From 61e4addfcca23fa880fb9fb47983ae83c539d3b3 Mon Sep 17 00:00:00 2001
From: Tianyu Xiong <117647511+tianyuxbear@users.noreply.github.com>
Date: Tue, 26 May 2026 08:52:43 -0700
Subject: [PATCH 1/2] [https://nvbugs/6018046][fix] Lower throughput_pp4_mtp
 max_batch_size to 8

The throughput_pp4_mtp variant uses pp_size=4 + ep_size=1 + mtp_nextn=1
on a 4-GPU topology. With max_batch_size=32 (every other 4-GPU variant
in this test uses bs<=16), the per-bs CUDA-graph snapshot pool plus
per-step activation and NCCL collective buffers leave no headroom for
the lazy cuBLAS Lt workspace allocation. Under sustained load this
surfaces as mid-run CUBLAS_STATUS_EXECUTION_FAILED in the DeepseekV3
router / o_proj GEMMs, followed by an asynchronous illegal memory
access.

Lower max_batch_size from 32 to 8 to match the already-stable
throughput_bs8_mtp configuration. With bs=8 the default 0.70 KV
cache fraction provides sufficient cuBLAS workspace headroom; the
test passes in repeated runs without any KV fraction reduction.

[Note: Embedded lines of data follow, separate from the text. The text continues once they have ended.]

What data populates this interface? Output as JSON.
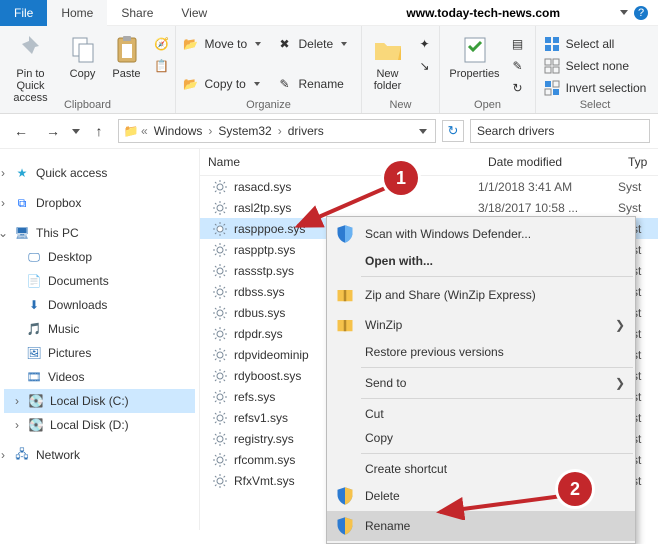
{
  "title_tabs": {
    "file": "File",
    "home": "Home",
    "share": "Share",
    "view": "View"
  },
  "watermark": "www.today-tech-news.com",
  "ribbon": {
    "clipboard": {
      "label": "Clipboard",
      "pin": "Pin to Quick access",
      "copy": "Copy",
      "paste": "Paste"
    },
    "organize": {
      "label": "Organize",
      "moveto": "Move to",
      "copyto": "Copy to",
      "delete": "Delete",
      "rename": "Rename"
    },
    "new": {
      "label": "New",
      "newfolder": "New folder"
    },
    "open": {
      "label": "Open",
      "properties": "Properties"
    },
    "select": {
      "label": "Select",
      "all": "Select all",
      "none": "Select none",
      "invert": "Invert selection"
    }
  },
  "breadcrumbs": [
    "Windows",
    "System32",
    "drivers"
  ],
  "search_placeholder": "Search drivers",
  "nav": {
    "quick": "Quick access",
    "dropbox": "Dropbox",
    "thispc": "This PC",
    "desktop": "Desktop",
    "documents": "Documents",
    "downloads": "Downloads",
    "music": "Music",
    "pictures": "Pictures",
    "videos": "Videos",
    "diskc": "Local Disk (C:)",
    "diskd": "Local Disk (D:)",
    "network": "Network"
  },
  "columns": {
    "name": "Name",
    "date": "Date modified",
    "type": "Typ"
  },
  "files": [
    {
      "name": "rasacd.sys",
      "date": "1/1/2018 3:41 AM",
      "type": "Syst"
    },
    {
      "name": "rasl2tp.sys",
      "date": "3/18/2017 10:58 ...",
      "type": "Syst"
    },
    {
      "name": "raspppoe.sys",
      "date": "",
      "type": "Syst",
      "selected": true
    },
    {
      "name": "raspptp.sys",
      "date": "",
      "type": "Syst"
    },
    {
      "name": "rassstp.sys",
      "date": "",
      "type": "Syst"
    },
    {
      "name": "rdbss.sys",
      "date": "",
      "type": "Syst"
    },
    {
      "name": "rdbus.sys",
      "date": "",
      "type": "Syst"
    },
    {
      "name": "rdpdr.sys",
      "date": "",
      "type": "Syst"
    },
    {
      "name": "rdpvideominip",
      "date": "",
      "type": "Syst"
    },
    {
      "name": "rdyboost.sys",
      "date": "",
      "type": "Syst"
    },
    {
      "name": "refs.sys",
      "date": "",
      "type": "Syst"
    },
    {
      "name": "refsv1.sys",
      "date": "",
      "type": "Syst"
    },
    {
      "name": "registry.sys",
      "date": "",
      "type": "Syst"
    },
    {
      "name": "rfcomm.sys",
      "date": "",
      "type": "Syst"
    },
    {
      "name": "RfxVmt.sys",
      "date": "",
      "type": "Syst"
    }
  ],
  "context": [
    {
      "icon": "shield",
      "label": "Scan with Windows Defender..."
    },
    {
      "bold": true,
      "label": "Open with..."
    },
    {
      "sep": true
    },
    {
      "icon": "zip",
      "label": "Zip and Share (WinZip Express)"
    },
    {
      "icon": "zip",
      "label": "WinZip",
      "sub": true
    },
    {
      "label": "Restore previous versions"
    },
    {
      "sep": true
    },
    {
      "label": "Send to",
      "sub": true
    },
    {
      "sep": true
    },
    {
      "label": "Cut"
    },
    {
      "label": "Copy"
    },
    {
      "sep": true
    },
    {
      "label": "Create shortcut"
    },
    {
      "icon": "uac",
      "label": "Delete"
    },
    {
      "icon": "uac",
      "label": "Rename",
      "hover": true
    }
  ],
  "badges": {
    "one": "1",
    "two": "2"
  }
}
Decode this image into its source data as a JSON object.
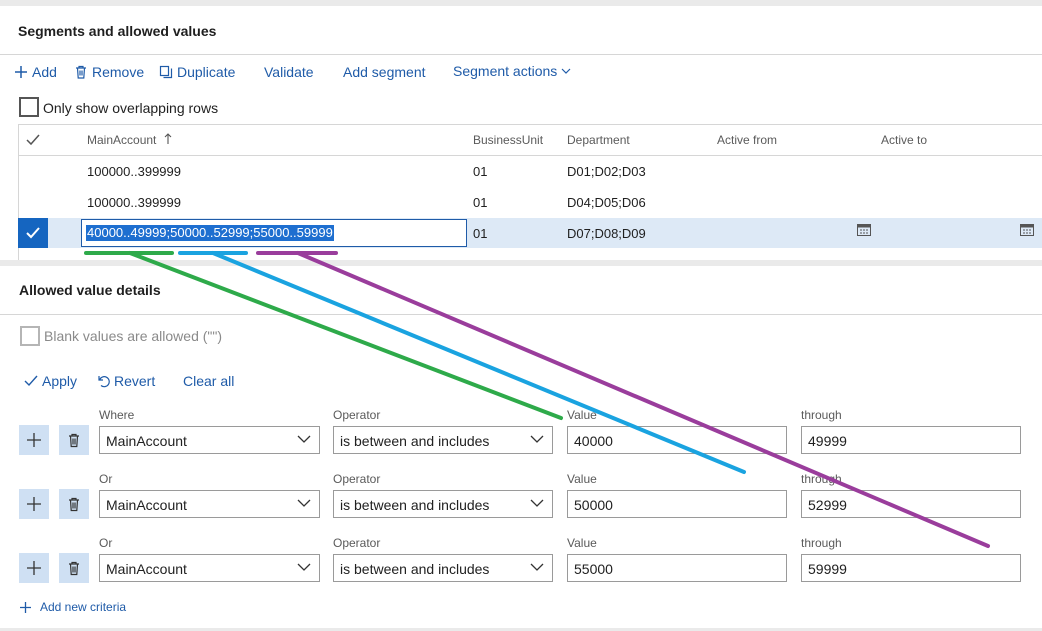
{
  "segments": {
    "title": "Segments and allowed values",
    "toolbar": {
      "add": "Add",
      "remove": "Remove",
      "duplicate": "Duplicate",
      "validate": "Validate",
      "add_segment": "Add segment",
      "segment_actions": "Segment actions"
    },
    "overlap_label": "Only show overlapping rows",
    "columns": [
      "MainAccount",
      "BusinessUnit",
      "Department",
      "Active from",
      "Active to"
    ],
    "rows": [
      {
        "main": "100000..399999",
        "bu": "01",
        "dept": "D01;D02;D03"
      },
      {
        "main": "100000..399999",
        "bu": "01",
        "dept": "D04;D05;D06"
      },
      {
        "main": "40000..49999;50000..52999;55000..59999",
        "bu": "01",
        "dept": "D07;D08;D09"
      }
    ]
  },
  "details": {
    "title": "Allowed value details",
    "blank_label": "Blank values are allowed (\"\")",
    "toolbar": {
      "apply": "Apply",
      "revert": "Revert",
      "clear_all": "Clear all"
    },
    "criteria": [
      {
        "where_label": "Where",
        "field": "MainAccount",
        "operator_label": "Operator",
        "operator": "is between and includes",
        "value_label": "Value",
        "value": "40000",
        "through_label": "through",
        "through": "49999"
      },
      {
        "where_label": "Or",
        "field": "MainAccount",
        "operator_label": "Operator",
        "operator": "is between and includes",
        "value_label": "Value",
        "value": "50000",
        "through_label": "through",
        "through": "52999"
      },
      {
        "where_label": "Or",
        "field": "MainAccount",
        "operator_label": "Operator",
        "operator": "is between and includes",
        "value_label": "Value",
        "value": "55000",
        "through_label": "through",
        "through": "59999"
      }
    ],
    "add_criteria": "Add new criteria"
  },
  "annotation_colors": {
    "first": "#2eaa4a",
    "second": "#1aa3e0",
    "third": "#9a3d9c"
  }
}
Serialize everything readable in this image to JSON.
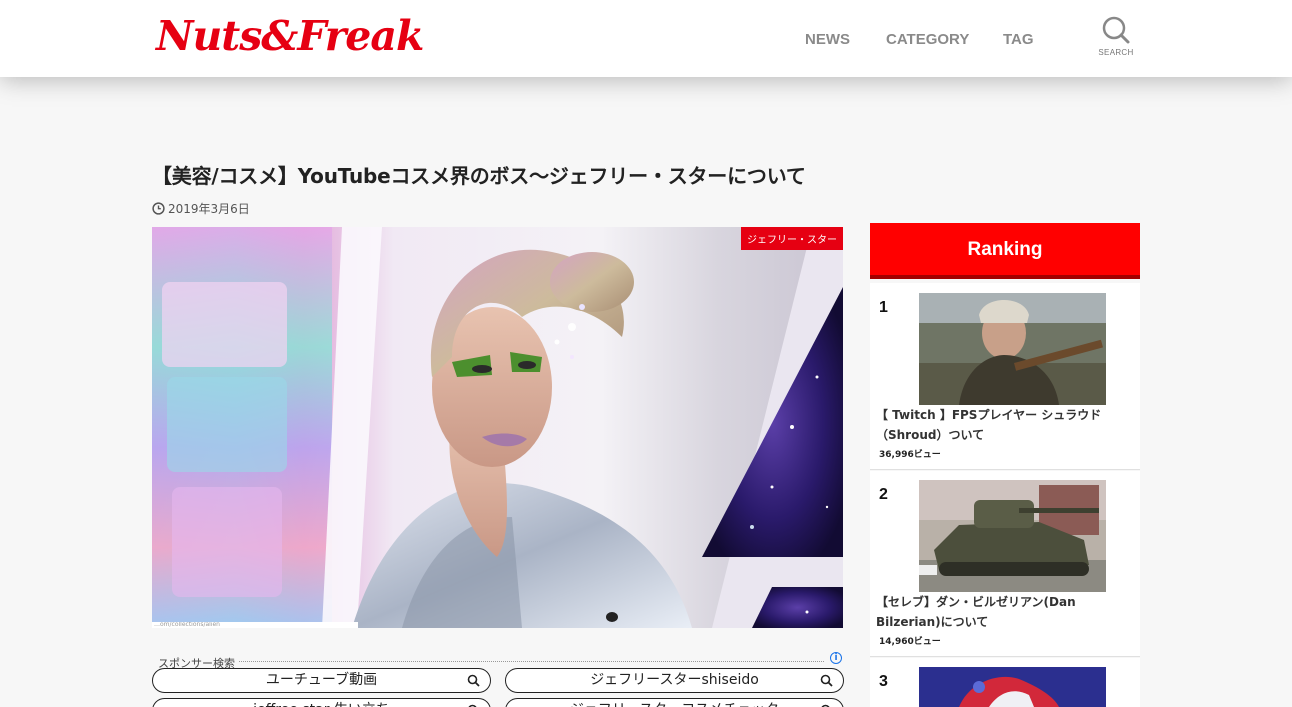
{
  "header": {
    "logo": "Nuts&Freak",
    "nav": [
      "NEWS",
      "CATEGORY",
      "TAG"
    ],
    "search_label": "SEARCH"
  },
  "article": {
    "title": "【美容/コスメ】YouTubeコスメ界のボス〜ジェフリー・スターについて",
    "date": "2019年3月6日",
    "category_badge": "ジェフリー・スター",
    "image_caption": "…om/collections/alien"
  },
  "sponsor": {
    "heading": "スポンサー検索",
    "info_icon": "i",
    "searches": [
      "ユーチューブ動画",
      "ジェフリースターshiseido",
      "jeffree star 生い立ち",
      "ジェフリースターコスメチェック"
    ]
  },
  "ranking": {
    "heading": "Ranking",
    "items": [
      {
        "rank": "1",
        "title": "【 Twitch 】FPSプレイヤー シュラウド（Shroud）ついて",
        "views": "36,996ビュー"
      },
      {
        "rank": "2",
        "title": "【セレブ】ダン・ビルゼリアン(Dan Bilzerian)について",
        "views": "14,960ビュー"
      },
      {
        "rank": "3",
        "title": "",
        "views": ""
      }
    ]
  },
  "colors": {
    "brand_red": "#e60012",
    "ranking_red": "#ff0000",
    "nav_gray": "#8a8a8a",
    "info_blue": "#1a73e8"
  },
  "icons": {
    "search": "search-icon",
    "clock": "clock-icon",
    "info": "info-icon"
  }
}
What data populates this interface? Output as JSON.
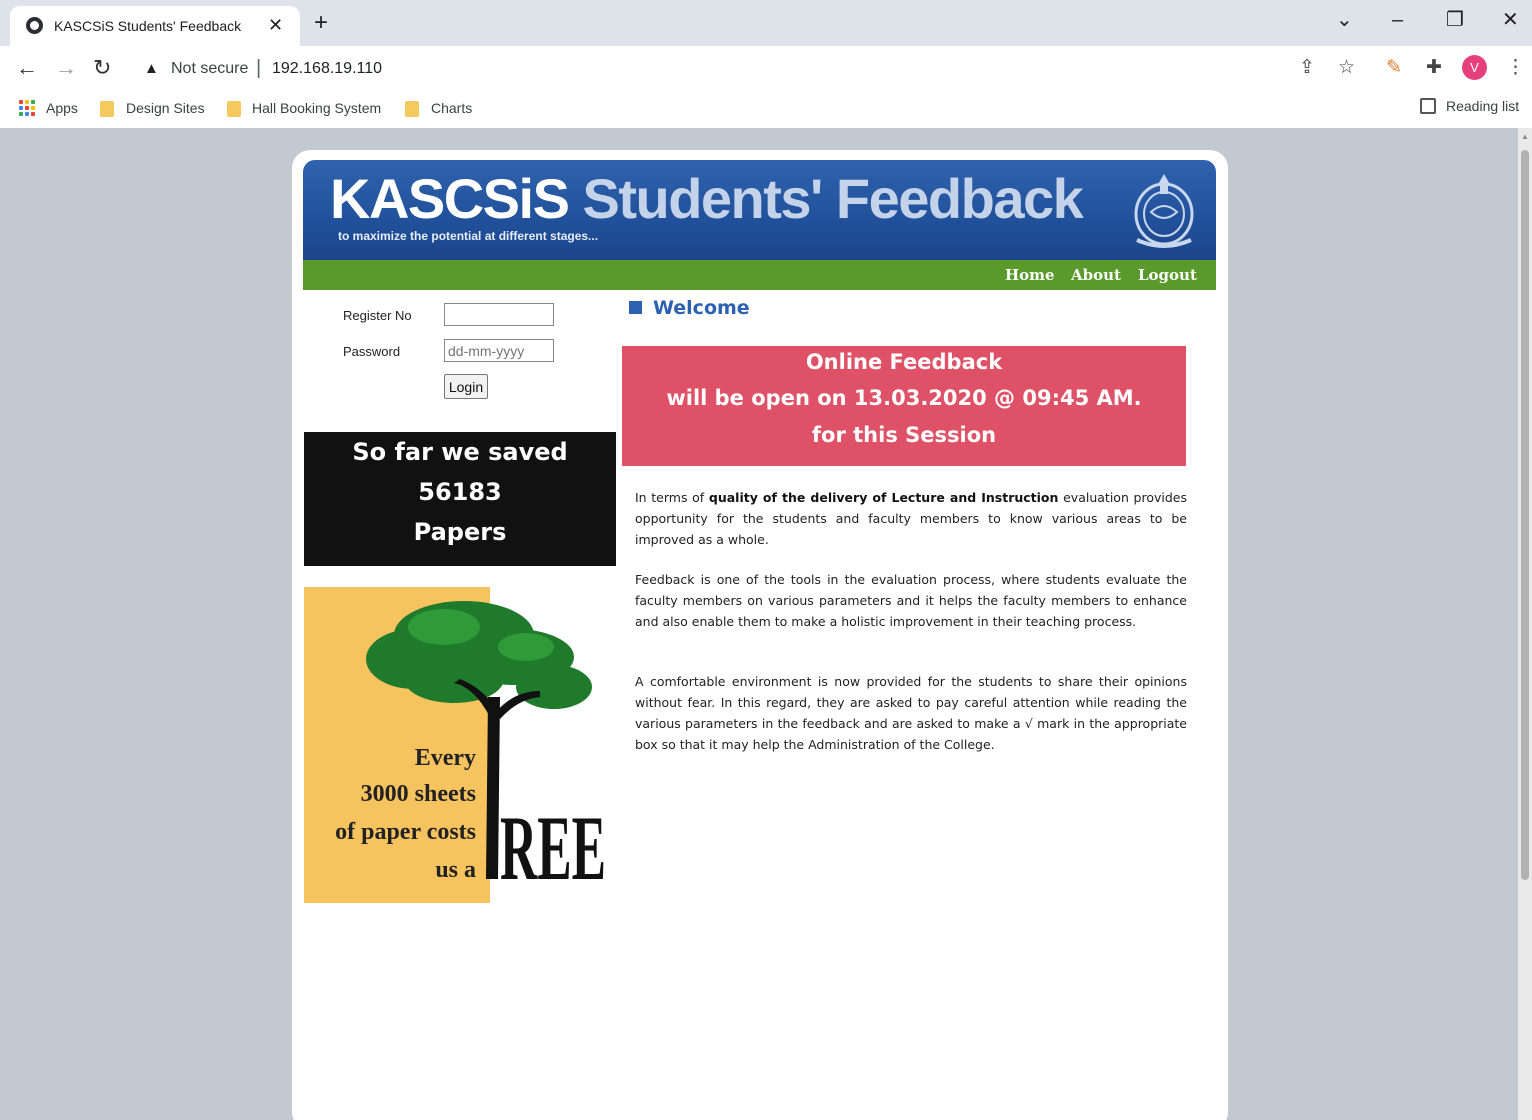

Removes the matching waiver entry.

Signed-off-by: Tianyu Xiong <117647511+tianyuxbear@users.noreply.github.com>
---
 tests/integration/defs/accuracy/test_llm_api_pytorch.py | 9 ++++++++-
 tests/integration/test_lists/waives.txt                 | 1 -
 2 files changed, 8 insertions(+), 2 deletions(-)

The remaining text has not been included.